If Your Life is a Hot Mess, You’ll Love This Web Series

This week, I got towed. It was disorienting, but even weirder was the experience I had on the way to the impound lot. As soon as I realized my car was gone, I took to the streets of downtown LA, desperate to hop into the first taxi I could find. I did, only to learn immediately that the driver wasn’t a real cabbie. He was borrowing a relative’s cab as his own vehicle had been towed as well — for containing loads of stolen merchandise and designer purses. Meanwhile, I had not one but two Coach bags on my lap (don’t ask) and briefly worried I’d placed myself in a potentially dangerous situation. He could tell I was nervous and offered to let me smoke in the passenger’s seat, adding that I was having a rough morning and didn’t need to pay for the ride. Of course, I gave him cash for doing me a favor…and taking me to my car when he was already late for something else. You never know who’s going to make your day, and that’s the beauty of living in a big city.

It was one of the strangest situations ever, and that’s why I appreciate web series Hot Mess so much. The show, which premiered its third season on Wednesday March 5, is a reality reenactment series in which seven young performers act out the bizarre, so-weird-they-must-be-real stories of real people. Based in NYC, the series brings true stories of people all over to life in a funny, relatable way. Given my own recent scenario with the troubled but seriously warm-hearted guy driving a family member’s cab, I especially love the episode called “Mugged,” which involves a drunk girl finding common ground and friendship with her mugger.
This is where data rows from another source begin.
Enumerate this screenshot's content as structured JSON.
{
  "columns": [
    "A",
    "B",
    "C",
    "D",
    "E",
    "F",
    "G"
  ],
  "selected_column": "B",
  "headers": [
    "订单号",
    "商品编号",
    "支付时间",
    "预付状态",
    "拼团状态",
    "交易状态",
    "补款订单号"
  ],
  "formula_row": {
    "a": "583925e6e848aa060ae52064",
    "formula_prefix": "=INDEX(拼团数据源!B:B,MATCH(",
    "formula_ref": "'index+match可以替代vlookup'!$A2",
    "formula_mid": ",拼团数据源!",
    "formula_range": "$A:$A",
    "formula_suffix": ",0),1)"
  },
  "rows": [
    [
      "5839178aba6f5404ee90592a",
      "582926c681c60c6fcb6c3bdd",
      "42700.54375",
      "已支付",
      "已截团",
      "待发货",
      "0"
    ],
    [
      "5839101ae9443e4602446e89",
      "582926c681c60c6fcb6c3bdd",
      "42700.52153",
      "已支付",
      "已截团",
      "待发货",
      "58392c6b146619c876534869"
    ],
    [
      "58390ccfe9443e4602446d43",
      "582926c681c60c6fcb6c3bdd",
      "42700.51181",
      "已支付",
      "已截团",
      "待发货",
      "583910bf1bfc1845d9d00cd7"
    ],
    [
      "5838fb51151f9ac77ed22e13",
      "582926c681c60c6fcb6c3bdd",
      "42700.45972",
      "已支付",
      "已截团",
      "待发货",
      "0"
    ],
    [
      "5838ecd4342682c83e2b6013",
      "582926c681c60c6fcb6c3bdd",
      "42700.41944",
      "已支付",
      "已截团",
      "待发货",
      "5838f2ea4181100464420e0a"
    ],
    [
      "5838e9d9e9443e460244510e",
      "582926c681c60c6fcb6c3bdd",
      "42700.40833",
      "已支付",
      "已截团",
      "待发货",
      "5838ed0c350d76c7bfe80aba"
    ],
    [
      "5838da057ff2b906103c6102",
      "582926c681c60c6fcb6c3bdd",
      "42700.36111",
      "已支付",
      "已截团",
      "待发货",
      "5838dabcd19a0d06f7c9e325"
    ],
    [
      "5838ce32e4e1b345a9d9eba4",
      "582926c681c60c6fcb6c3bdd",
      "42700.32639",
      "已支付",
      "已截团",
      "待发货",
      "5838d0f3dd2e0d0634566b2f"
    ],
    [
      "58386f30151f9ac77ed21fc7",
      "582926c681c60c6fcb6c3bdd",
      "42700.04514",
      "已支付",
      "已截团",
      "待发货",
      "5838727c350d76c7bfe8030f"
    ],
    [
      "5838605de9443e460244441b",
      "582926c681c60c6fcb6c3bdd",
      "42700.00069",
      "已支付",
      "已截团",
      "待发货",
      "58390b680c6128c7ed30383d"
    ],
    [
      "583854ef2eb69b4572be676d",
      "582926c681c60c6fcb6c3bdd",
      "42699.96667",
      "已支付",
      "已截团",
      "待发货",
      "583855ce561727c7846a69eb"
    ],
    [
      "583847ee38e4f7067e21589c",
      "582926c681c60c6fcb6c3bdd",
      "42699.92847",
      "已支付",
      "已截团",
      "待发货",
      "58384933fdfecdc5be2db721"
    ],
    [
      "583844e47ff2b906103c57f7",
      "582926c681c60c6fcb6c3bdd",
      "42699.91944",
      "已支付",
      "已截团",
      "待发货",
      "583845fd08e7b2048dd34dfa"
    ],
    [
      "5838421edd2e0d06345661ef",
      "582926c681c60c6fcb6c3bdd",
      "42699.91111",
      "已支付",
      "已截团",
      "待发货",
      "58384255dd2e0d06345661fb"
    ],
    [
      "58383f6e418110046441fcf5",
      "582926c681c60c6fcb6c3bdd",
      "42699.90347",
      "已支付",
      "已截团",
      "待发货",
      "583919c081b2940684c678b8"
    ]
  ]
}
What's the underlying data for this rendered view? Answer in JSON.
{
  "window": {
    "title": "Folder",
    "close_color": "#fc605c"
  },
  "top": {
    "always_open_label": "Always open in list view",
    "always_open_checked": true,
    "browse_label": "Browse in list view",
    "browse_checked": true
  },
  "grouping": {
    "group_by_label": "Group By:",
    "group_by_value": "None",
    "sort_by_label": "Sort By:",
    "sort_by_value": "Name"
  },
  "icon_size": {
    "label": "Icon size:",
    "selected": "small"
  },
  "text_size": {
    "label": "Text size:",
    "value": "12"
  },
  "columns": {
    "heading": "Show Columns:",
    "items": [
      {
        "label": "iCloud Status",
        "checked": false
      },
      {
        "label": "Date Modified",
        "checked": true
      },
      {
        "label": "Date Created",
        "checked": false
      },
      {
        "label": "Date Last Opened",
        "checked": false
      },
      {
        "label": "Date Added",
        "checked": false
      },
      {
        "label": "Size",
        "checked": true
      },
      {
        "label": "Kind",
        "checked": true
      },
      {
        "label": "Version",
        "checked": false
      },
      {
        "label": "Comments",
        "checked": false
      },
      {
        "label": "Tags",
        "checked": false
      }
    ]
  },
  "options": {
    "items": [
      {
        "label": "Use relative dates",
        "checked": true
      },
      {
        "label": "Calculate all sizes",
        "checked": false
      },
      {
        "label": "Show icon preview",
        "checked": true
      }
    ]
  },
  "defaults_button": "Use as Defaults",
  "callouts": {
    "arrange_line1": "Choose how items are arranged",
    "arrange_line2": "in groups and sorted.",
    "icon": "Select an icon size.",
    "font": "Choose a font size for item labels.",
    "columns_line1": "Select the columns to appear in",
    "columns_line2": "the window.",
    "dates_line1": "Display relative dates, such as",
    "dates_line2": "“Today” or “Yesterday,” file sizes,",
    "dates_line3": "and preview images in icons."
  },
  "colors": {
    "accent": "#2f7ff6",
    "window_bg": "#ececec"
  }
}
Again, it’s all so unusual that it couldn’t be made up, and it speaks true to unusual experiences of women in NYC and other parts of the country.

Featuring Boardwalk Empire actor Mat Hostetler, Orange is the New Black’s Kathryn Kates and Elementary‘s John Bolger among others, Hot Mess season three is now available online and will release a new episode every Wednesday, followed by Talking Mess, an interview with the person who lived the story depicted onscreen. They may be hot messes, but there’s something beautiful in that, and I look forward to watching more disasters unfold at the end of each week.